BankTerkini.com – Ekonom Bank Mandiri, Andry Asmoro, mengungkapkan bahwa data terbaru mengenai Indeks Tabungan dan Pengeluaran, atau Mandiri Spending and Saving Index, menunjukkan adanya perilaku belanja yang unik di kalangan kelas bawah. Meskipun kelompok ini masih mampu melakukan pengeluaran, proporsi menabung mereka mengalami penurunan yang signifikan, fenomena yang dikenal sebagai ‘makan tabungan’.
“Namun, kondisi ini sedikit membaik berkat adanya bantuan sosial (bansos) dan perlindungan sosial (perlinsos). Jika kita menilai dampaknya, terlihat adanya rebound. Jadi, untuk belanja, mereka harus yang kita sebut makan tabungan,” ungkap Asmoro dalam taklimat yang berlangsung di Serang, Banten, pada 25 September 2024.
Dari paparan yang disampaikan, tercatat bahwa indeks tabungan per individu untuk nasabah Mandiri pada kelas bawah hanya mengalami kenaikan tipis menjadi 47,9 pada Juli 2024. Angka ini mencerminkan pergerakan yang lambat setelah sebelumnya terus mengalami penurunan sejak akhir tahun lalu hingga Juni 2024. Sementara itu, indeks belanja per individu pada kelas menengah tercatat mencapai 110,6 pada bulan yang sama.
Kedua angka ini menunjukkan bahwa fenomena makan tabungan atau yang disingkat ‘mantab’ masih terus berlangsung di kalangan kelompok ini, meskipun telah ada perbaikan berkat insentif yang diberikan oleh pemerintah.
Asmo juga menjelaskan bahwa pengeluaran dan pendapatan kelompok menengah cenderung stabil sejak awal tahun ini. Namun, ia menyoroti adanya penurunan tabungan pada kelas menengah bawah meskipun pengeluarannya tetap berjalan.
Baca juga: Harga BBM di SPBU Pertamina, Shell, dan BP AKR Turun per 1 Oktober 2024
“Siapa yang memiliki uang dan relatif resiliens adalah mereka dari kelas menengah atas dan atas, dengan saving index yang stabil,” jelas Asmoro.
Data yang ditampilkan menunjukkan bahwa indeks belanja per individu untuk kelompok atas pada Juli 2024 mencapai angka 112,4. Indeks tabungan per individu juga tercatat di angka 106,2, menunjukkan stabilitas yang relatif baik.
“Di sisi ini, terdapat kemauan untuk berbelanja dari kelas atas. Strategi yang diterapkan oleh pengusaha adalah melakukan ‘diskriminasi harga’ untuk memperbesar pasar di kelas menengah atas dan atas,” ucapnya.
Andry Asmoro juga menjelaskan mengenai kategori kelas menengah menurut Mandiri Spending Indeks. Ia mengategorikan kelas menengah sebagai karyawan dengan pendapatan tetap setiap bulannya. Dengan demikian, definisi kelas yang digunakan oleh pihaknya berbeda dengan kategori yang diterapkan oleh Badan Pusat Statistik (BPS).
“Middle class itu adalah mereka yang memiliki pendapatan tetap, seperti saya yang seorang karyawan.
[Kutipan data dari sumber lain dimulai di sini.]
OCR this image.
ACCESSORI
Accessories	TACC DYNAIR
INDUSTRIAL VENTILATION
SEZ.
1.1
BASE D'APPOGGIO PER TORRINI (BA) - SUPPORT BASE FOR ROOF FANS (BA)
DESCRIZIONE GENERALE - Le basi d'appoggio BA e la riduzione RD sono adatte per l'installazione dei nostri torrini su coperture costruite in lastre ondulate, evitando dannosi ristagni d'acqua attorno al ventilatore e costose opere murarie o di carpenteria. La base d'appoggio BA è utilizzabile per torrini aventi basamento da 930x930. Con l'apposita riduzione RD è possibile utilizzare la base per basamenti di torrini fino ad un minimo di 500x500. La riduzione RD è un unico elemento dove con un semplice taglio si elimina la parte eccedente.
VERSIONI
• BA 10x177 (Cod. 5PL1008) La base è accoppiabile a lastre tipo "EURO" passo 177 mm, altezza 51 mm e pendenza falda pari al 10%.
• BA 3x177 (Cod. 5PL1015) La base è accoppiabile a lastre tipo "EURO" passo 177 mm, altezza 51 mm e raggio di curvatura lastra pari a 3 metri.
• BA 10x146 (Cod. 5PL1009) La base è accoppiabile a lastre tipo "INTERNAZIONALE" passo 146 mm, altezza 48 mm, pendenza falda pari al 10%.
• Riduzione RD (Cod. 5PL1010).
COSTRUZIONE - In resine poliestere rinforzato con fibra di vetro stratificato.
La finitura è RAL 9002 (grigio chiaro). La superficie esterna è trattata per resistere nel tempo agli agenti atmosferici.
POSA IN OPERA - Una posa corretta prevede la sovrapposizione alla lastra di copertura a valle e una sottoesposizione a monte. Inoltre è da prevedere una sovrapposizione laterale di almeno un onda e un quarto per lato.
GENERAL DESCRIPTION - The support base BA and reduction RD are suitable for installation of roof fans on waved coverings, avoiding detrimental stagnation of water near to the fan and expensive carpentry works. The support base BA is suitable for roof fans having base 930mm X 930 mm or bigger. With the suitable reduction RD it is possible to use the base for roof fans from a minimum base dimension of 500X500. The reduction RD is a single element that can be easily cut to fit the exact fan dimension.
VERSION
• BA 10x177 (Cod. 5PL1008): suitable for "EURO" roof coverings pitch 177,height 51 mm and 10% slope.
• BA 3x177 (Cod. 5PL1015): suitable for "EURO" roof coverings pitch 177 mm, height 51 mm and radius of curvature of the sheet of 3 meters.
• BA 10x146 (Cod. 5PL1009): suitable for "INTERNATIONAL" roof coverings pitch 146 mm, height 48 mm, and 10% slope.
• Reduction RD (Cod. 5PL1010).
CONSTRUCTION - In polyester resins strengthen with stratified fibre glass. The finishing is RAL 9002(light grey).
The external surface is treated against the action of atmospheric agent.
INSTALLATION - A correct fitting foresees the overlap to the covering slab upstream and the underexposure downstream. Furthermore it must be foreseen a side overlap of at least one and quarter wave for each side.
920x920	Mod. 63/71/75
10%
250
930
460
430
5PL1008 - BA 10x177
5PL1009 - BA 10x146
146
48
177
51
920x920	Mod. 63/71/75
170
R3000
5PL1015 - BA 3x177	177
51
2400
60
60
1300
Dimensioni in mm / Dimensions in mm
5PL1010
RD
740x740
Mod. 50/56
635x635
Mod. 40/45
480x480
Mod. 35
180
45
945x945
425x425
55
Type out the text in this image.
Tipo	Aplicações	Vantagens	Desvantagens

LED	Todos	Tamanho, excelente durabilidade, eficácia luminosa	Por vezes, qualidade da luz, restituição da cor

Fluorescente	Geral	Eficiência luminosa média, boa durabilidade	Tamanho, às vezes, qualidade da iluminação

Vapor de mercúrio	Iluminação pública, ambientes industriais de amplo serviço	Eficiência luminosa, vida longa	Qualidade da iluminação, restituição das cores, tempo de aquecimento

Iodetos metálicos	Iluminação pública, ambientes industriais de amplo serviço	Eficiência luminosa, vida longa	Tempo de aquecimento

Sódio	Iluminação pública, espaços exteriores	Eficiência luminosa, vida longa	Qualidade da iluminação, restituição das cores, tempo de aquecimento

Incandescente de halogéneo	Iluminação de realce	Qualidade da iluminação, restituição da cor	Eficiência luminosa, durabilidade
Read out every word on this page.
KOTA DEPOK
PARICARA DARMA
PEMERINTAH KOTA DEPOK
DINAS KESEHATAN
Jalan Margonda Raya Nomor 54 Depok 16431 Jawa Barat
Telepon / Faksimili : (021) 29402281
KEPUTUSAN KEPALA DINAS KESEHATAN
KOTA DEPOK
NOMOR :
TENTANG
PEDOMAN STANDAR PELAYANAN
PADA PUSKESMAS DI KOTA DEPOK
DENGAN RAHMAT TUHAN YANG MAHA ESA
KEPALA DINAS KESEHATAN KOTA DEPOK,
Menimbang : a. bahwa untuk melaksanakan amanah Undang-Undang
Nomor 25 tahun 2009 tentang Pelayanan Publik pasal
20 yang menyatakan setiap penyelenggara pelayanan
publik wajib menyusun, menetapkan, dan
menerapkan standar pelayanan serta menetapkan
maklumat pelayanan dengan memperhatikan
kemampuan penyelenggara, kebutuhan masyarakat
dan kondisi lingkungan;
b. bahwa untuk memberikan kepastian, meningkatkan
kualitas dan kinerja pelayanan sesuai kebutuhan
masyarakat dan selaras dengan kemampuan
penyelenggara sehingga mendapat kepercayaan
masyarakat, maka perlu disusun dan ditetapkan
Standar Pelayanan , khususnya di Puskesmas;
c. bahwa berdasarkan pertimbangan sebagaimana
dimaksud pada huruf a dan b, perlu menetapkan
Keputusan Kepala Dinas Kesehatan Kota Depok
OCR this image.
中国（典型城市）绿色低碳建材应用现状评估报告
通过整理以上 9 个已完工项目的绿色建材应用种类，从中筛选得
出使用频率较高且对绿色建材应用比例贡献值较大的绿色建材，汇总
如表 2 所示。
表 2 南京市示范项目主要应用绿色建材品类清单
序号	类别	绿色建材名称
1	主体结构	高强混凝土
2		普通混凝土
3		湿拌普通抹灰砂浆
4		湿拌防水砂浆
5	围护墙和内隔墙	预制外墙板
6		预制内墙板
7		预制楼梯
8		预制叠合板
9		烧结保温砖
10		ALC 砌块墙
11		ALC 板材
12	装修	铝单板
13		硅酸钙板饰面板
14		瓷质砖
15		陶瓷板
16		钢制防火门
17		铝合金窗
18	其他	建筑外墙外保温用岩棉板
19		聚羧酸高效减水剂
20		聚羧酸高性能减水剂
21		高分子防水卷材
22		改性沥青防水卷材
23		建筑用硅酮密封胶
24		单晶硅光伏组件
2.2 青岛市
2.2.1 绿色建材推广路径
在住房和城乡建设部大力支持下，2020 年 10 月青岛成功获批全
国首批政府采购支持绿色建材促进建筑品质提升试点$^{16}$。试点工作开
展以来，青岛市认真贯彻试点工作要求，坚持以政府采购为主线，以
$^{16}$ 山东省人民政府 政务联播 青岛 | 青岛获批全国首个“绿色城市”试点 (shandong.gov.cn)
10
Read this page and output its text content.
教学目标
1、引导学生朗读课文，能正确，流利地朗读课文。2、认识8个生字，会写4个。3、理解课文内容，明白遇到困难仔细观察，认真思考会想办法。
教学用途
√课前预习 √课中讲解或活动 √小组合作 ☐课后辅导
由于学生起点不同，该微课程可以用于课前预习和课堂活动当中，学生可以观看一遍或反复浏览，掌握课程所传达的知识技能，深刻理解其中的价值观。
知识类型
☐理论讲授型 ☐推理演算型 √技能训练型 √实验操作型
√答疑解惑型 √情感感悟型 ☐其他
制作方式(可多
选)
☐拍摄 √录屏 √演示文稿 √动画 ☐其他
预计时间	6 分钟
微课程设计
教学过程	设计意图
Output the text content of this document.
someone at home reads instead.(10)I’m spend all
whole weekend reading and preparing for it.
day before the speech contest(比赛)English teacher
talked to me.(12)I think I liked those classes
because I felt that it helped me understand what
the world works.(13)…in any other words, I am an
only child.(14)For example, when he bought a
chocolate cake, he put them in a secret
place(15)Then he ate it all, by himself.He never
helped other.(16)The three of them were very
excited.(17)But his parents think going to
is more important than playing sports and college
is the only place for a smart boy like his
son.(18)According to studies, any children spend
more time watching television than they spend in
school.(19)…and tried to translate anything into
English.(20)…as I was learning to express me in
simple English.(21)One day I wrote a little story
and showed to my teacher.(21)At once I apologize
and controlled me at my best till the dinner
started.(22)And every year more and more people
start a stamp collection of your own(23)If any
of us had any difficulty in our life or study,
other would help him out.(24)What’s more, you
Ini berbeda dengan definisi lower middle upper yang digunakan BPS. Data kami berdasarkan nasabah kami,” tuturnya.
Perbedaan definisi ini penting untuk dipahami, mengingat kebijakan ekonomi yang diambil oleh pemerintah sering kali berdasarkan data statistik. Hal ini berdampak langsung pada strategi yang diterapkan oleh berbagai pihak dalam menghadapi tantangan ekonomi saat ini.
Dalam menghadapi situasi ini, pemerintah dan pelaku usaha diharapkan dapat mengoptimalkan program-program yang telah ada untuk meningkatkan daya beli masyarakat, terutama pada kelas bawah. Diperlukan kolaborasi antara berbagai pihak untuk menciptakan kondisi ekonomi yang lebih stabil dan berkelanjutan.
Berdasarkan hasil analisis ini, terlihat bahwa walaupun kelas bawah masih aktif dalam pengeluaran, strategi menabung harus diperhatikan agar mereka tidak terjebak dalam fenomena ‘makan tabungan’. Upaya untuk memulihkan kondisi ekonomi yang lebih baik perlu ditingkatkan, dengan fokus pada program-program yang mampu meningkatkan kesejahteraan masyarakat secara keseluruhan.
Dengan demikian, fenomena ini menggambarkan tantangan yang harus dihadapi dalam pemulihan ekonomi pascapandemi, di mana pemerintah dan lembaga keuangan diharapkan dapat berkontribusi lebih dalam memberikan solusi yang tepat bagi masyarakat, terutama di kalangan kelas bawah.